Lovers
by Kumi Sugai
- Date:
- 1988
- Medium:
- Silk screen
- Image courtesy of
- Artsy
Description
Lovers is a print by Kumi Sugai, dated 1988 and produced during the latter half of the artist's long career in France. Born in Kobe in 1919, Sugai trained at the Osaka School of Fine Arts before moving to Paris in 1952, where he established himself as one of the most distinctive Japanese-born artists of the Ecole de Paris generation and one of the most internationally recognized practitioners of modernist abstraction with a Japanese inheritance. His mature work, exemplified by the geometric compositions, hard-edged forms, and saturated colors that he developed from the late 1960s onward, often used motorways, road signs, and abstract symbols as the iconographic anchor for severe planar designs.
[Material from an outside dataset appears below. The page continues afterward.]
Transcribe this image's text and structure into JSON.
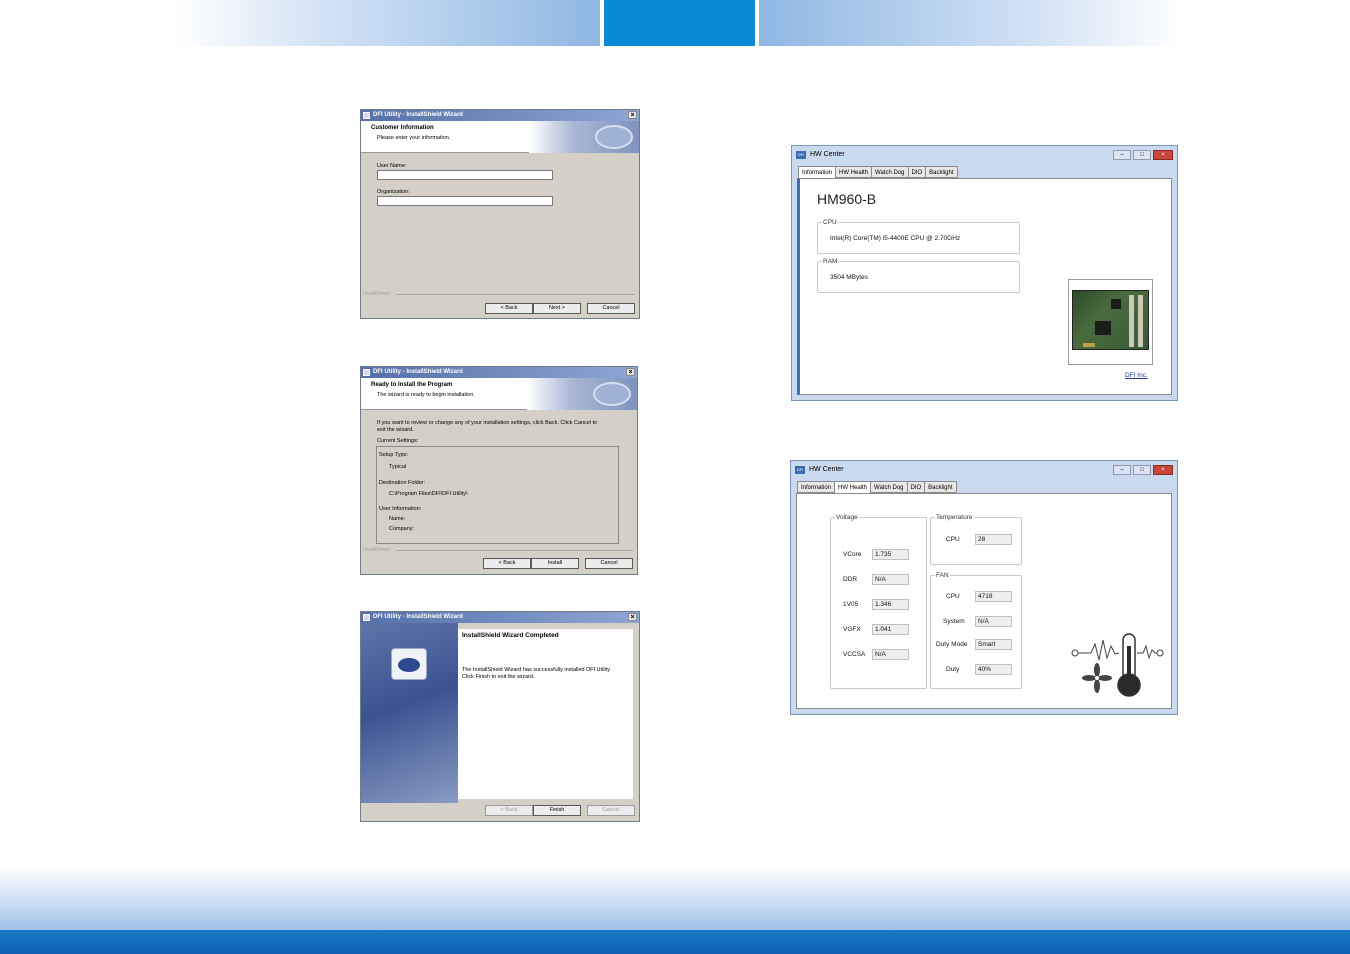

Lovers is a recurring theme in his prints, treated through an abstract or semi-abstract symbol vocabulary in which paired forms, circles, lines, and color planes stand for the romantic encounter without recourse to figurative description. The 1988 date places the print firmly in his late mature period, when his compositions had distilled into a graphic vocabulary at once Asian in its calligraphic economy and European in its modernist hardness. Sugai's prints were produced in close collaboration with French publishers, including the lithography and silkscreen workshops of Paris, and were widely collected during his lifetime through galleries and biennials in Tokyo and Western Europe. Within his oeuvre, Lovers belongs to the figurative-thematic group whose titles index human or emotional subject matter without abandoning the artist's commitment to flat, color-driven abstraction. The print is documented through the Artsy listing on the secondary market (https://www.artsy.net/artwork/kumi-sugai-lovers), which preserves a record of the design under Kumi Sugai's name. No museum acquisition is recorded in the working brief, and the print is therefore catalogued here from the secondary-market record and the artist's known practice in late twentieth-century European abstraction.